Noris, da casalinga a calzolaio in gonnella e non solo
Guadagnarsi da vivere con la propria abilità manuale, riparando
scarpe ma anche costruendo punto dopo punto borse di lana artigianali. Se per tradizione trovare un calzolaio in gonnella non è la cosa più usuale, trovarla anche sarta, capace di creare o impreziosire gli oggetti che vende, lo è ancor meno. Invece Noris Taiola, la titolare della Bottega di Noris di via Casazza 15, sa fare questo e di più.
Nel suo negozio-laboratorio aperto a metà 2013, rilevato dando una continuità più moderna e graziosa a quella dell’esperto calzolaio Sergio, Noris aggiusta ogni calzatura e ogni genere di accessorio di pelletteria, ridonando nuova vita colorata e ravvivata da tocchi di fantasia a borsette, zainetti, cinture e valige. Se infatti l’attività principale è risuolare le scarpe e sistemarne i tacchi, di cuoio e di gomma, quello che stupisce di più è però la capacità di fondere il ruolo di calzolaio con quello di sarta.
«Un’abilità imparata e affinata in 20 anni di cucito casalingo - spiega Noris - che ho capito come mettere a frutto nel mondo del lavoro attraverso corsi di vario genere, dalla decorazione, al ricamo, passando per la maglieria e il bijoux. Così oggi creo e vendo, piccole cose, ma di grande soddisfazione».
Mamma e casalinga dai 20 ai 45 anni, e poi il salto nel mondo del lavoro. Non è stato facile passare dai fornelli di casa alla cucitrice del
calzolaio per Noris. Ci sono voluti coraggio, impegno, e il sostegno dei figli Anna e Luca, le sue spalle. Per partire però è stato indispensabile anche un anno abbondante di apprendistato, dal calzolaio Sergio, l’artigiano che l’ha preceduta in via Casazza 15.

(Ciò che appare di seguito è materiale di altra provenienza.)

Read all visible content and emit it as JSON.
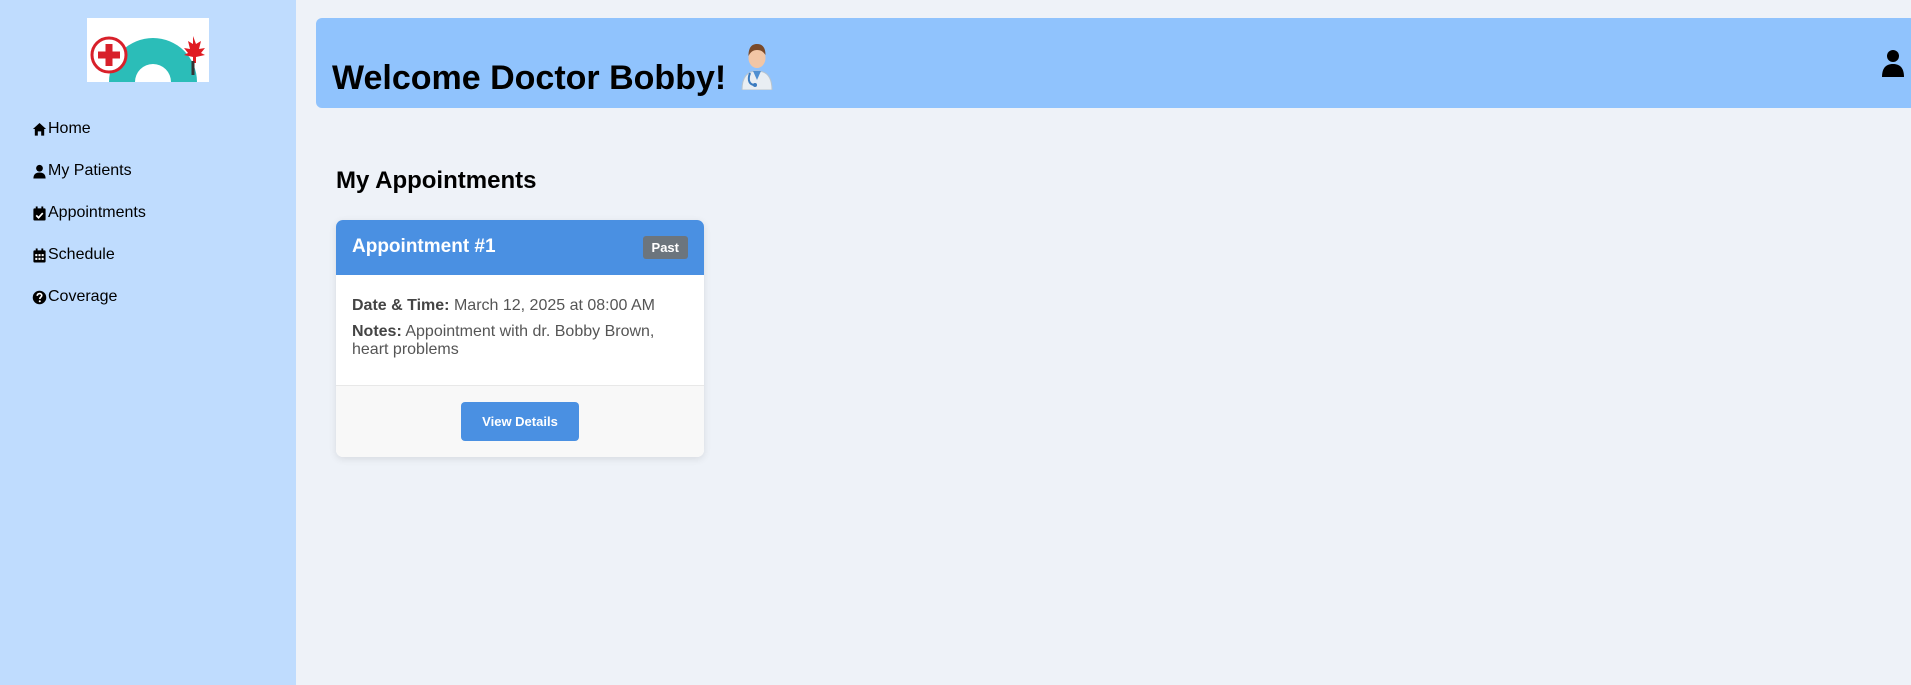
{
  "sidebar": {
    "logo_icon": "canada-health-logo",
    "items": [
      {
        "label": "Home",
        "icon": "home-icon"
      },
      {
        "label": "My Patients",
        "icon": "user-icon"
      },
      {
        "label": "Appointments",
        "icon": "calendar-check-icon"
      },
      {
        "label": "Schedule",
        "icon": "calendar-grid-icon"
      },
      {
        "label": "Coverage",
        "icon": "question-circle-icon"
      }
    ]
  },
  "header": {
    "title": "Welcome Doctor Bobby!",
    "avatar_icon": "doctor-icon",
    "profile_icon": "user-icon"
  },
  "main": {
    "section_title": "My Appointments",
    "appointments": [
      {
        "title": "Appointment #1",
        "status": "Past",
        "datetime_label": "Date & Time:",
        "datetime_value": "March 12, 2025 at 08:00 AM",
        "notes_label": "Notes:",
        "notes_value": "Appointment with dr. Bobby Brown, heart problems",
        "button_label": "View Details"
      }
    ]
  },
  "colors": {
    "sidebar_bg": "#bfdcfe",
    "header_bg": "#90c3fd",
    "card_header": "#4a90e2",
    "badge_past": "#6c757d",
    "page_bg": "#eef2f8"
  }
}
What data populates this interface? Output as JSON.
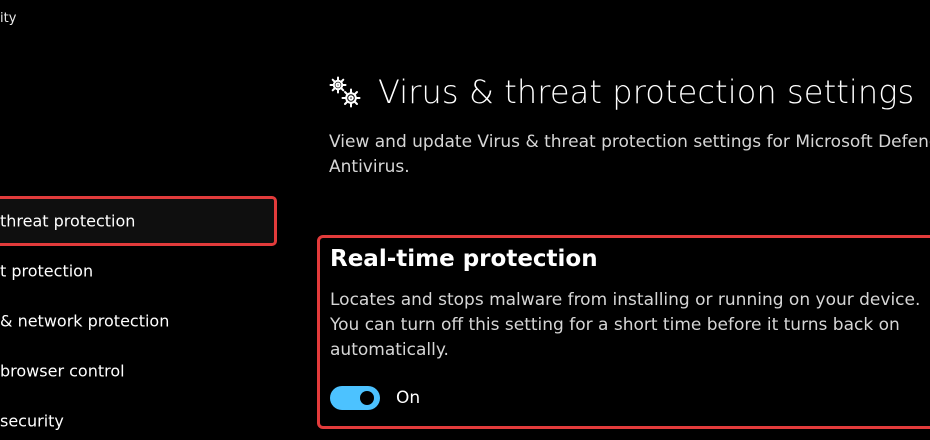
{
  "app": {
    "title": "ity"
  },
  "sidebar": {
    "items": [
      {
        "label": "threat protection",
        "selected": true
      },
      {
        "label": "t protection"
      },
      {
        "label": "& network protection"
      },
      {
        "label": "browser control"
      },
      {
        "label": "security"
      }
    ]
  },
  "main": {
    "icon": "gears-icon",
    "title": "Virus & threat protection settings",
    "description": "View and update Virus & threat protection settings for Microsoft Defender Antivirus.",
    "section": {
      "title": "Real-time protection",
      "description": "Locates and stops malware from installing or running on your device. You can turn off this setting for a short time before it turns back on automatically.",
      "toggle": {
        "state_label": "On",
        "on": true
      }
    }
  },
  "colors": {
    "accent": "#4cc2ff",
    "highlight": "#e23b3b",
    "background": "#000000"
  }
}
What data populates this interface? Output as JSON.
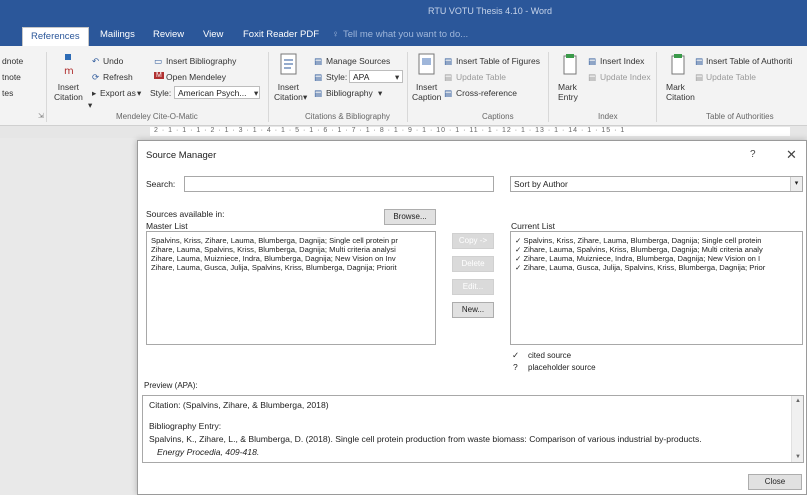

«Una mattina mi sono presentata dal signor Sergio chiedendogli se avesse voglia di insegnarmi il suo mestiere - racconta l’artigiana di
Casazza -. È bastato uno sguardo e, quasi incredibile, il giorno dopo ero già in laboratorio. È stato un vero apprendistato, faticoso ma appagante per le tante cose che ogni giorno riuscivo a imparare. Poi un giorno Sergio se n’è andato dicendomi: io sono a casa, se ti serve qualcosa puoi chiamarmi, ma adesso tocca a te. Ero spaventatissima, ma non avendo alternative, mi sono buttata. E oggi, dopo 20 mesi, sono ancora qua».